Maroc-UE : l'avocat de la Cour de justice européenne contre un renouvellement de l’accord de pêche

Le renouvellement de l’accord de pêche liant le Maroc à l’UE risquerait de ne pas aboutir, après que l’avocat général de la CJUE a jugé « invalide » l’accord actuellement en application. Cet avis a fait sauter toutes les alarmes chez le gouvernement espagnol, alors que Rabat et Bruxelles restent de marbre.
(Crédits : Reuters)

«L'accord de pêche avec le Maroc est invalide parce qu'il ne respecte pas les droits des personnes dans la région contestée du Sahara occidental ». Par cette déclaration, Melchior Wathelet, avocat général de la Cour de justice de l'Union européenne (CJUE) a lancé un branle-bas de combat à Rabat, Bruxelles, Madrid ou encore Séville, Saint Jacques-de Compostelle et aux Canaries.

Branle-bas de combat dans la péninsule ibérique

Cet avis a été justifié par «le manquement fait par l'Europe à l'obligation de reconnaître l'illégalité de cette situation qui résulte de l'affaiblissement du droit à l'autodétermination de la population sahraouie par le Maroc». Rarement l'opinion de l'avocat général de la CJUE n'aura eu autant d'impact politique et diplomatique. En réaction, le gouvernement espagnol comme les régions autonomes d'Andalousie, de Galice et des Canaries se sont réunis d'urgence.

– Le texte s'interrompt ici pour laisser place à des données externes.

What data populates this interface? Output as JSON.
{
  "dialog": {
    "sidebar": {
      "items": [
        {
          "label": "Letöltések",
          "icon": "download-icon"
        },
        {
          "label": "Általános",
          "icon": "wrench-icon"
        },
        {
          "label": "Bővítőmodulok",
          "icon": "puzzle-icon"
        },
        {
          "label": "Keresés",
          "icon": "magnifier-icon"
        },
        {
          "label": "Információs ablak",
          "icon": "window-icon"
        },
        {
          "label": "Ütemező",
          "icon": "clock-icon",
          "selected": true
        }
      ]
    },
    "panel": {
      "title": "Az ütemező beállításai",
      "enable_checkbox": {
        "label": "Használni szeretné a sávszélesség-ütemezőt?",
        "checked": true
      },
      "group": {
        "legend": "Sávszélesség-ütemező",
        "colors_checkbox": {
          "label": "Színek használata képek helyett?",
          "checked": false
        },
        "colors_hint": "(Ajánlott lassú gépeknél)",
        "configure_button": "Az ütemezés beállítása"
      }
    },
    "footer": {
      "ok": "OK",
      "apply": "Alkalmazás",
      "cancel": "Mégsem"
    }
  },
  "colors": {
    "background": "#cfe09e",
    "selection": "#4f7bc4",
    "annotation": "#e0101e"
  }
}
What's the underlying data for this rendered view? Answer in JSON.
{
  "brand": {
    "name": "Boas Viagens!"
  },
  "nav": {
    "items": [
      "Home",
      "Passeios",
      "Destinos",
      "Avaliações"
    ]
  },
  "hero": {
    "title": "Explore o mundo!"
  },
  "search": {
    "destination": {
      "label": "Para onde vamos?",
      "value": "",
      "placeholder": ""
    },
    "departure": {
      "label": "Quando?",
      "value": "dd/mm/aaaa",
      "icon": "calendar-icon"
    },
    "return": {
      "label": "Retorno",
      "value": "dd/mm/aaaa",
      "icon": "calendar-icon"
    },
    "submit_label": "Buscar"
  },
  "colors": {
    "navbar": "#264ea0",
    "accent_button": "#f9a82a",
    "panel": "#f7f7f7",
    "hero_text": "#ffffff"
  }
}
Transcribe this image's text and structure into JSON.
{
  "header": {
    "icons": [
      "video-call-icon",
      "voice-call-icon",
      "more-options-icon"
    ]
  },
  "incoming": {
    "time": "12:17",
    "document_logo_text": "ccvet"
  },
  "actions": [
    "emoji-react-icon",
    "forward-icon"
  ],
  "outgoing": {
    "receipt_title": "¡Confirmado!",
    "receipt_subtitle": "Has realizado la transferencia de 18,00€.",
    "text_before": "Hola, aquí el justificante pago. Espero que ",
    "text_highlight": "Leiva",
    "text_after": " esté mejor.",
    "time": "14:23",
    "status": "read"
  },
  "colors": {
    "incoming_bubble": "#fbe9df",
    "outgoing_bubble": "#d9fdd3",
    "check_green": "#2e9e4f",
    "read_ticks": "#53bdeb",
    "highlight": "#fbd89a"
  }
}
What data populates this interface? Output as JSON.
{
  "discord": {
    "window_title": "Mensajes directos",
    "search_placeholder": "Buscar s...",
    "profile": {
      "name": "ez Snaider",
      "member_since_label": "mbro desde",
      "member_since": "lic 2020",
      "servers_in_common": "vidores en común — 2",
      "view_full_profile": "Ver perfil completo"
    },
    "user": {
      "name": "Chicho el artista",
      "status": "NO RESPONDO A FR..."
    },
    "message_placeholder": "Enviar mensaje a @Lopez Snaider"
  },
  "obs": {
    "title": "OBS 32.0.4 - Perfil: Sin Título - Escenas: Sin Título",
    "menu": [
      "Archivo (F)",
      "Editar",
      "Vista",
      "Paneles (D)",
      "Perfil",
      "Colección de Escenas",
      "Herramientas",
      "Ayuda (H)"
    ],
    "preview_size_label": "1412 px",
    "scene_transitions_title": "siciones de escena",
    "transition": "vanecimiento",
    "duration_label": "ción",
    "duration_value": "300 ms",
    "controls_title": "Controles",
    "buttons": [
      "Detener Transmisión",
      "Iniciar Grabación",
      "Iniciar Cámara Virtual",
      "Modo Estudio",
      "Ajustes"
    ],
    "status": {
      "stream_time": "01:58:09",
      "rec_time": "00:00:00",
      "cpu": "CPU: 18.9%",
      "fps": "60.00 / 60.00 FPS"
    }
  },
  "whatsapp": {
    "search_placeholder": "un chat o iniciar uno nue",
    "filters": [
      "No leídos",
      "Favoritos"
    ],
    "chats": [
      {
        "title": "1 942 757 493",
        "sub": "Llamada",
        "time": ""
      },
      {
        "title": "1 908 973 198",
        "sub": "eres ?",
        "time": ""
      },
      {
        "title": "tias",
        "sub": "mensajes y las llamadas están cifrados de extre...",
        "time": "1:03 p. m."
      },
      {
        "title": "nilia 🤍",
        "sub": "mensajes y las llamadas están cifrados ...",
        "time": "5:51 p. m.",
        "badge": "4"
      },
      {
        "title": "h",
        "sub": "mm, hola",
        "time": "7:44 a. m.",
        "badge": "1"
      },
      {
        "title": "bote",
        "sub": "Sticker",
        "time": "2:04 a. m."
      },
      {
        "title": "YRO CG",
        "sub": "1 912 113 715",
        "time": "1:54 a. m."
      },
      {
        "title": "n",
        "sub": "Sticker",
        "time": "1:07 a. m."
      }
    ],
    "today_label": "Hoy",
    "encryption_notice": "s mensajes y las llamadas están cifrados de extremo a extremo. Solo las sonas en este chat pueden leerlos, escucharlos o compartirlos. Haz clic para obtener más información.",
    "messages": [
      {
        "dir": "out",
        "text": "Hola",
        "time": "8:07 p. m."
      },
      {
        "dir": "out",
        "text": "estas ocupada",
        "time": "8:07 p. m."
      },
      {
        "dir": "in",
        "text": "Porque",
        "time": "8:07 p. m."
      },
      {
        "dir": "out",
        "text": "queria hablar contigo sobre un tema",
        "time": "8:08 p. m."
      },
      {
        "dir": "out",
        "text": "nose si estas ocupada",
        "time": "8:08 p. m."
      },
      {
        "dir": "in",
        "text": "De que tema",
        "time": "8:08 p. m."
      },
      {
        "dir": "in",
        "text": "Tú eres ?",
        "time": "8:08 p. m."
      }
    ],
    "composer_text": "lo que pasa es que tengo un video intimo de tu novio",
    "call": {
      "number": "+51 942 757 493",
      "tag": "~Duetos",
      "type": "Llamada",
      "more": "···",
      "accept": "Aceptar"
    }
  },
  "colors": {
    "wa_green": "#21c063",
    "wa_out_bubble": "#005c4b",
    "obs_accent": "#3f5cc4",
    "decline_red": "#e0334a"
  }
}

Cet accord de pêche entre le Maroc et l'UE est stratégique pour Madrid dont les chalutiers représentent 80% des bâtiments de pêche autorisés à lancer leurs filets au large des côtes marocaines. Cette sortie de Wathelet est par ailleurs en contradiction avec la position de la Commission européenne qui, un jour avant, avait adopté la résolution visant à obtenir l'autorisation pour renouveler l'accord de pêche avec le Maroc.

Rabat garde son calme

Rabat garde de son côté une position de «wait and see». En effet, le silence de la diplomatie marocaine s'explique par le fait que la CJUE n'est pas tenue de respecter l'opinion de l'avocat général dans la formulation de ses sentences. Il n'empêche que la Cour a jusqu'à aujourd'hui respecté les orientations de l'avocat général dans 80% des cas qu'elle a traités. Une réponse officielle du Maroc reste donc conditionnée au verdict des juges de la CJUE qui est attendu pour mai prochain.

Selon la presse marocaine, les autorités ne donneraient que peu d'importance aux conclusions de Whatelet. «Les pratiques précédentes sur l'affaire de l'Accord agricole montrent que les conclusions de l'avocat général ne sont pas toujours prises en compte ou suivies par la CJUE. Il s'agit donc d'une phase préliminaire à la décision de la Cour sans aucun impact juridique», a déclaré un responsable des Affaires étrangères marocaines à la presse locale.

Bruxelles prise entre deux feux

La Commission européenne a réaffirmé de son côté que «le Maroc est un partenaire clé dans son voisinage méridional avec lequel nous avons développé un partenariat riche et varié sur une période de plusieurs années. Notre volonté est non seulement de préserver la relation privilégiée que nous partageons, mais aussi de la renforcer». La possibilité d'un verdict négatif de la CJUE est loin d'être la meilleure option pour Bruxelles.

Ce scénario implique des turbulences entre Rabat et la Commission européenne d'un côté et cette dernière et Madrid de l'autre. L'Espagne qui a longtemps bataillé pour la préservation de cet accord reste la partie ayant le plus à craindre d'une décision négative de la Cour. L'accord de pêche lie Rabat à l'UE depuis 2007 et a été renouvelé à deux reprises en 11 ans et, comme une grande partie des accords commerciaux liant le Maroc à Bruxelles, fait l'objet d'une «guéguerre juridique», menée par les séparatistes du Polisario et d'ONG et parlementaires européens acquis à leur cause.